К закату свободна река и наивно темна;

 А тронешь ее – небеса пробегут чередою

 Ночей близоруких – качнется спросонок луна

 Под ивою сирой – затрепетавшей водою.

 И дрогнет осинник, краснея, живой и живой –

 Так охолонись, сгоряча наугад растирая

 Бездомное сердце колючей октябрьской травой

 В апостольском инее засветло щедрого рая.

 И пусть холода и гонимые кем небеса

 Пустырником жгут и крапивой холеные руки –

 Поземка, котомка, полынь, полынья, береста –

 Закат на лету рассыпая в рассветные звуки…

 

***

 

 Развалинами бродят облака –

 С весною на путях и перепутьях

 Часовенка привалом облекла

 И непутевых странников, и путних.

 Просторно сердцу и пустым рукам,

 Как будто вековал в каменоломне –

 Доверься свежести и островкам

 Небес в освободившейся часовне.

 

 Ведь подгулявший выспится пиит

 В развалинах и мартовском кювете –

 И снег как мост над вечностью скрипит

 И облака – кочующие дети

 Из озорства свободны по пути

 Остановить теченье небосвода –

 И за руки тебя перевести –

 Сомлевшего шута и нищеброда.

***

На садик мой не напасешься краски,

Чтоб выделить хотя бы колорит.

Шиповник ли, анютины ли глазки,

Лазурь и охра – все огнем горит,

Трепещет, рассыпается и тает

В непослушанья гордой нищете,

Пока случайно жизнь не обретает

Рассвет на снисходительном холсте.

 

Художества дремучее пространство

И редкое глухое торжество –

Расшевелив спокойное пространство,

Перепугаться щедрости его –

И ветром ускользая над долиной

Иль пеплом по дороге столбовой,

Земле оставить непоколебимый

Испуг небес, покинутых тобой.

 

***

 

 Запомнить и забыть вчерашний кавардак -

 Квартирка в хрустале от развеселой пьянки…
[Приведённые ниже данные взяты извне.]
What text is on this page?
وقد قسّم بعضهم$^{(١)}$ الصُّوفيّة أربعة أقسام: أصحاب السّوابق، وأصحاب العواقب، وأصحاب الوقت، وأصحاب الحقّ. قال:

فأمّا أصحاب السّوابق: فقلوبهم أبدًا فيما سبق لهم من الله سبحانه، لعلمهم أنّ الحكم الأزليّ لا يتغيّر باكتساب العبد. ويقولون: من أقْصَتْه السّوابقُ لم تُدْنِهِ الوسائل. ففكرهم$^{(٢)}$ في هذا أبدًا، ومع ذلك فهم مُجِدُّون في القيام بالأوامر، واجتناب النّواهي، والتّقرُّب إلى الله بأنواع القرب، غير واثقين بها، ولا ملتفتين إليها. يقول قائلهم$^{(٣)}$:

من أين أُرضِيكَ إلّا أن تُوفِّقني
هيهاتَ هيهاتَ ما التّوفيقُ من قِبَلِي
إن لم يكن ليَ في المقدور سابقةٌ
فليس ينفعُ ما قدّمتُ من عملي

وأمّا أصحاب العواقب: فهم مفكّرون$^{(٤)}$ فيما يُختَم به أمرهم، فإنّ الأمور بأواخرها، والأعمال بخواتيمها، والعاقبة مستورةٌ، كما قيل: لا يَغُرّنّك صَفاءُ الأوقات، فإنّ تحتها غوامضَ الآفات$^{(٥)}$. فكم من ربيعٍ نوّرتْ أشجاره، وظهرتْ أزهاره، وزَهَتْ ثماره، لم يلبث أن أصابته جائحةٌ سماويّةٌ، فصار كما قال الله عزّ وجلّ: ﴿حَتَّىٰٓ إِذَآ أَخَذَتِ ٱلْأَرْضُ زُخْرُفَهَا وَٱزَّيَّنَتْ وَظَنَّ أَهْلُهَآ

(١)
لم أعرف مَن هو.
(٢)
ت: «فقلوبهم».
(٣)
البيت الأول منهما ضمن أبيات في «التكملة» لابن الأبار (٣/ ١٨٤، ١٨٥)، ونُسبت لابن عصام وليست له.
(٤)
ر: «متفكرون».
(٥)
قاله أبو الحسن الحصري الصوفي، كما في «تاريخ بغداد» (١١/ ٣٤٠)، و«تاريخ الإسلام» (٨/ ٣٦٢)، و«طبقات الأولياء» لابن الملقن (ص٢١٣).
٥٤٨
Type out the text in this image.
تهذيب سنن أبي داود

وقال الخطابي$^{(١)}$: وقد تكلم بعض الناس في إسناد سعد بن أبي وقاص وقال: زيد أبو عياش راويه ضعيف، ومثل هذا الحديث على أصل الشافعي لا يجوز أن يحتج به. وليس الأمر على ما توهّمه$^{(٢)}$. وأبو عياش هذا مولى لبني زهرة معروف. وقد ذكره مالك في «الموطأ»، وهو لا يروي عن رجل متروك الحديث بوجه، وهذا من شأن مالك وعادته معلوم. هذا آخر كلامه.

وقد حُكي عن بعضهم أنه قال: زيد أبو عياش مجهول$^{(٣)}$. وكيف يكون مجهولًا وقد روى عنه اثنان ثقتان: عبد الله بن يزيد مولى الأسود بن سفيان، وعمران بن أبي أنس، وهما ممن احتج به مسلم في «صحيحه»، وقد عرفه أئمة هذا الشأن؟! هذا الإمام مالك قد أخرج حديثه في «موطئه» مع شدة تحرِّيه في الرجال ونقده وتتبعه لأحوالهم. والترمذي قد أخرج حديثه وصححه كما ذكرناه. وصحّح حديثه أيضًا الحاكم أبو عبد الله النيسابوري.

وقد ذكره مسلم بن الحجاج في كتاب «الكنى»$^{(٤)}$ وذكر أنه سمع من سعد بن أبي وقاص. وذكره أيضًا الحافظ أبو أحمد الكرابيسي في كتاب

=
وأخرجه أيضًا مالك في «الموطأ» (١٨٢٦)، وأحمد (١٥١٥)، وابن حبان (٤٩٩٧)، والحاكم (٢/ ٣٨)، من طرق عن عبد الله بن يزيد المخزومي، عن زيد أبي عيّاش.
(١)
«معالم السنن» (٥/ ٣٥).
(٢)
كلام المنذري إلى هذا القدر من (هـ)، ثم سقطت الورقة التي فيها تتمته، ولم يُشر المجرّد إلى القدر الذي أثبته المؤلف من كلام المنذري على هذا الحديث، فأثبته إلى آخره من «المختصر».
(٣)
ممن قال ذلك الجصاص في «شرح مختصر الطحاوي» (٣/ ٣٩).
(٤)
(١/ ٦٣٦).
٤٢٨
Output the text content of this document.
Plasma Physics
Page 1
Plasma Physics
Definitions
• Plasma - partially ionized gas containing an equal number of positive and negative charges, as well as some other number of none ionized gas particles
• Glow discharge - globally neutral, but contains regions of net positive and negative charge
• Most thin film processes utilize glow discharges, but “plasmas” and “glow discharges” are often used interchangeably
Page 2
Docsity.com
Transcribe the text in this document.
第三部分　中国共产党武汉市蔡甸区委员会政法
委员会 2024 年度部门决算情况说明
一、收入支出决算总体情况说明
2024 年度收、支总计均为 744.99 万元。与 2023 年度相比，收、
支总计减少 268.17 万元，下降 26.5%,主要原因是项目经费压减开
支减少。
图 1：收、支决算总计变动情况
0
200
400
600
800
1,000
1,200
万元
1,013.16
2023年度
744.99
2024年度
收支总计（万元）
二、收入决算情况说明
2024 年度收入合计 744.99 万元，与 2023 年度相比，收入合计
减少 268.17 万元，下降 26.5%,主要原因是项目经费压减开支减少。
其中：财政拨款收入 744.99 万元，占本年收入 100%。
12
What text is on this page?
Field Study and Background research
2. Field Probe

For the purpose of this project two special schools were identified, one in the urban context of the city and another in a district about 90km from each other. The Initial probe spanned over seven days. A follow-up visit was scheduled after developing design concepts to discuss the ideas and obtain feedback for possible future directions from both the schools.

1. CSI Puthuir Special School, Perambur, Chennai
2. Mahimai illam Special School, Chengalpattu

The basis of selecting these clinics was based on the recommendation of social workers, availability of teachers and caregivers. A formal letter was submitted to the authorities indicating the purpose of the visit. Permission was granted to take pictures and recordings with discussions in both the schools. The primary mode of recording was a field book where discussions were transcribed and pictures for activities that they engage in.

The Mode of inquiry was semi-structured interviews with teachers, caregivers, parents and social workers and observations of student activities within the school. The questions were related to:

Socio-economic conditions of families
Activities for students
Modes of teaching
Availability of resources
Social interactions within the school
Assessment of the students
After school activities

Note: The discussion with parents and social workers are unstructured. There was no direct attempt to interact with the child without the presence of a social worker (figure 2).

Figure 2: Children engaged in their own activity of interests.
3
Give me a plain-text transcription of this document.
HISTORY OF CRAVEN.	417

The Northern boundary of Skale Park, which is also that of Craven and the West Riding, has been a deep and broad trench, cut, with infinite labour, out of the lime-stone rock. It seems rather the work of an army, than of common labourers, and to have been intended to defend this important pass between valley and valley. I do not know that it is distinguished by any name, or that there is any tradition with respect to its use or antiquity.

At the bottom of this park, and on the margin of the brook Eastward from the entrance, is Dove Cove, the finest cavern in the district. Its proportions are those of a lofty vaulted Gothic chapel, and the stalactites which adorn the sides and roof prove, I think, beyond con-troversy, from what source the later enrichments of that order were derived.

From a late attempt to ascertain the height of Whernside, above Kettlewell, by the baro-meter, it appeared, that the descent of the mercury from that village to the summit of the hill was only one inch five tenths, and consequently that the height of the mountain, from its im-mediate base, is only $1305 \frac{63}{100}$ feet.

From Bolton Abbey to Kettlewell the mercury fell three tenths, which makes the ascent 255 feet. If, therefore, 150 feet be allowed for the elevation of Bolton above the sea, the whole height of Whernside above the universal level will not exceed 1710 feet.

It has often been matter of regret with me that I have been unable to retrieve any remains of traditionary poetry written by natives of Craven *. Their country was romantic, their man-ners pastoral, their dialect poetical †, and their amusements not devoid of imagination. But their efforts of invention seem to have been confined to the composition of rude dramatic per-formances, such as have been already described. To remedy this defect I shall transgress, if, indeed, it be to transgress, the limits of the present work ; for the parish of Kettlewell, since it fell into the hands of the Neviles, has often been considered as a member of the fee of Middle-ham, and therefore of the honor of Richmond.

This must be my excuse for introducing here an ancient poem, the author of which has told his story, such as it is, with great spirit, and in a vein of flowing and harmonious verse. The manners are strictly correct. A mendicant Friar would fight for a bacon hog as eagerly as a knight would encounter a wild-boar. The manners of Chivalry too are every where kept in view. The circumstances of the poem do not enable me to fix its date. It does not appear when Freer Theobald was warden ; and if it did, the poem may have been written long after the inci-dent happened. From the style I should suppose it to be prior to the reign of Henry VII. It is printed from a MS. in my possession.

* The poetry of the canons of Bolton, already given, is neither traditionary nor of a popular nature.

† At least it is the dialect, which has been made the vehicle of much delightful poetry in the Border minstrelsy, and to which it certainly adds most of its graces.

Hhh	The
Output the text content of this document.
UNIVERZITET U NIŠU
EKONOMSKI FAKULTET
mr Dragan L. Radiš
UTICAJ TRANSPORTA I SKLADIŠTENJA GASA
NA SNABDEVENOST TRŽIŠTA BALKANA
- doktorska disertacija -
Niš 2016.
 И Боже мой, какой безумец и дурак

 Не перебил часы – как судовые склянки…

 

 А как же был хорош в шампанском ананас

 И персики нежны и холодны как хлопья

 Воинственной зимы, и ангелы на нас,

 Завидуя и злясь, глядели исподлобья.

 

 А мы, судьбу свою доверив небесам,

 Умеющим хранить живой, медвяный, хлебный

 Свободный вздох земли, цедили – как бальзам –

 Спасительный портвейн, грошовый, но целебный.

 

 Так выпьем за любовь и скомороший дух,

 На молодом спирту настоянный, высокий!..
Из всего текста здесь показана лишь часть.